Raising Money Is a Time Sink
The first thing founders should know is that raising money is a real time sink, so they should make sure they are raising a realistic amount.
“You might not know exactly how much you need, but a little too much is better than a little too little,” Stengle said. Determining how much you need involves projecting your sales leads for a year, and then adding a contingency of 30 percent.
“You can pretty much expect that, at the beginning of your journey, your plan won’t survive contact with the business world.” Something will change, such as market conditions or the competition, he said.
While a year is the minimum amount of time founders should plan for, 18 months is more realistic, he said, as the fund-raising process itself takes six months to a year.
Be Precise about How Much Money You Need
Be precise about what you need. Don’t go to an investor and say that you need between $5 million and $10 million. “What drugs are you on that you don’t know whether its $5 million or $10 million?” Stengle asked. “You should have a clear understanding of the use of the proceeds.”

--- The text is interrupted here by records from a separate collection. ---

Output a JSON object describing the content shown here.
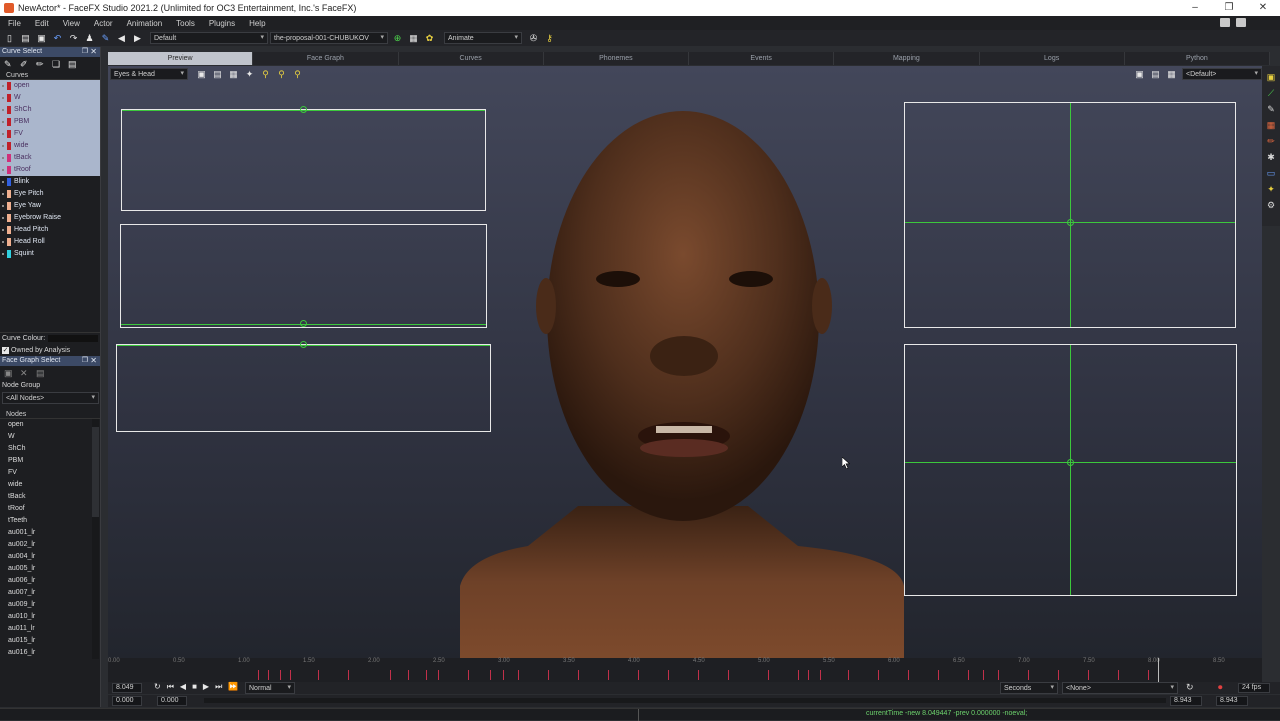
{
  "window": {
    "title": "NewActor* - FaceFX Studio 2021.2 (Unlimited for OC3 Entertainment, Inc.'s FaceFX)",
    "controls": [
      "–",
      "❐",
      "✕"
    ]
  },
  "menu": [
    "File",
    "Edit",
    "View",
    "Actor",
    "Animation",
    "Tools",
    "Plugins",
    "Help"
  ],
  "toolbar": {
    "profile": "Default",
    "animation_group": "the-proposal-001-CHUBUKOV",
    "mode": "Animate"
  },
  "curve_select": {
    "title": "Curve Select",
    "section": "Curves",
    "curves": [
      {
        "name": "open",
        "color": "#c0202a",
        "selected": true
      },
      {
        "name": "W",
        "color": "#c0202a",
        "selected": true
      },
      {
        "name": "ShCh",
        "color": "#c0202a",
        "selected": true
      },
      {
        "name": "PBM",
        "color": "#c0202a",
        "selected": true
      },
      {
        "name": "FV",
        "color": "#c0202a",
        "selected": true
      },
      {
        "name": "wide",
        "color": "#c0202a",
        "selected": true
      },
      {
        "name": "tBack",
        "color": "#d0307a",
        "selected": true
      },
      {
        "name": "tRoof",
        "color": "#d0307a",
        "selected": true
      },
      {
        "name": "Blink",
        "color": "#3060e0",
        "selected": false
      },
      {
        "name": "Eye Pitch",
        "color": "#f0b090",
        "selected": false
      },
      {
        "name": "Eye Yaw",
        "color": "#f0b090",
        "selected": false
      },
      {
        "name": "Eyebrow Raise",
        "color": "#f0b090",
        "selected": false
      },
      {
        "name": "Head Pitch",
        "color": "#f0b090",
        "selected": false
      },
      {
        "name": "Head Roll",
        "color": "#f0b090",
        "selected": false
      },
      {
        "name": "Squint",
        "color": "#30d0e0",
        "selected": false
      }
    ],
    "curve_colour_label": "Curve Colour:",
    "owned_by_analysis": "Owned by Analysis"
  },
  "face_graph_select": {
    "title": "Face Graph Select",
    "node_group_label": "Node Group",
    "node_group_value": "<All Nodes>",
    "nodes_label": "Nodes",
    "nodes": [
      "open",
      "W",
      "ShCh",
      "PBM",
      "FV",
      "wide",
      "tBack",
      "tRoof",
      "tTeeth",
      "au001_lr",
      "au002_lr",
      "au004_lr",
      "au005_lr",
      "au006_lr",
      "au007_lr",
      "au009_lr",
      "au010_lr",
      "au011_lr",
      "au015_lr",
      "au016_lr"
    ]
  },
  "tabs": [
    {
      "label": "Preview",
      "active": true
    },
    {
      "label": "Face Graph",
      "active": false
    },
    {
      "label": "Curves",
      "active": false
    },
    {
      "label": "Phonemes",
      "active": false
    },
    {
      "label": "Events",
      "active": false
    },
    {
      "label": "Mapping",
      "active": false
    },
    {
      "label": "Logs",
      "active": false
    },
    {
      "label": "Python",
      "active": false
    }
  ],
  "preview": {
    "camera": "Eyes & Head",
    "view_preset": "<Default>"
  },
  "timeline": {
    "ticks": [
      "0.00",
      "0.50",
      "1.00",
      "1.50",
      "2.00",
      "2.50",
      "3.00",
      "3.50",
      "4.00",
      "4.50",
      "5.00",
      "5.50",
      "6.00",
      "6.50",
      "7.00",
      "7.50",
      "8.00",
      "8.50"
    ],
    "current_time": "8.049",
    "start": "0.000",
    "start2": "0.000",
    "playback_mode": "Normal",
    "time_units": "Seconds",
    "overlay": "<None>",
    "end": "8.943",
    "end2": "8.943",
    "fps": "24 fps"
  },
  "status": {
    "message": "currentTime -new 8.049447 -prev 0.000000 -noeval;"
  }
}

Typically, founders raising their first rounds have several assumptions that, if true, mean that their businesses will be profitable. They are testing and validating those assumptions by saying, “These are the customers that will buy the product. This is my customer-acquisition cost. This is my average close time. This is how long it’s going to take me to crack a particular market. This is how long it will take me to build this channel relationship.”
Founders should be able to articulate the objectives they’re seeking to accomplish. They should be able to say, “Here’s the capital required for each one. Here is the time required for each one. And that should be tight,” Stengle said.
Tell People about Your Business and Solicit Feedback
A big mistake founders make is thinking that their idea is so special that they can’t tell anyone about it. Almost every successful startup has ideas that are refined through interactions and vigorous exchanges with colleagues and investors. And, “You should pretty much expect that any investor you show your idea to has seen a bunch of other companies pitch a similar idea.”
Tell people about your idea. Let them poke holes in it. Let them ask you why anyone would pay that price for it, why this or that competitor isn’t serving that market already, or what makes you think your build schedule is realistic. This will help you build a stronger, more resilient business, he said.
What’s vital to the investor is that the problem be an important problem, Stengle noted. “If you understand an important problem in the world, you can build a business around it. And if the technology changes, or the regulatory field changes, or economic conditions change, and you’re still attacking the problem, and that problem is still causing pain for a major market, your solution will be harder to displace.”
Marshal Outside Resources to Validate the Business
Stengle urged the founders in the audience to be creative when they look for people to sit on their boards or serve as advisers. “You want people that are going to contribute to the caliber of your ideas, and you can really get someone that is credible and can open their networks and their access.” The advisers and board members you select should be “able to engage with people that are important in the space, as powerful validation.”
Never Ask an Investor to Sign an NDA
During the talk, Stengle warned the founders never to ask investors to sign nondisclosure agreements. Several founders in the audience expressed concern about this, thinking that they’d give away their competitive advantage, but Stengle stood pat. VCs don’t want to run businesses and don’t have the expertise to do so, so they won’t steal the secret sauce, he said. He added that before founders talk to any angel or VC, they should make sure that the angel or VC doesn’t have a direct competitor in his or her portfolio. But, in general, asking a VC or angel to sign an NDA indicates that you “don’t really get venture,” he said. “That hurts you because a big part of venture financing is that it’s a club, and you want to understand the rules of the club, and the jargon of the club and the expectations of the club as you approach that community.”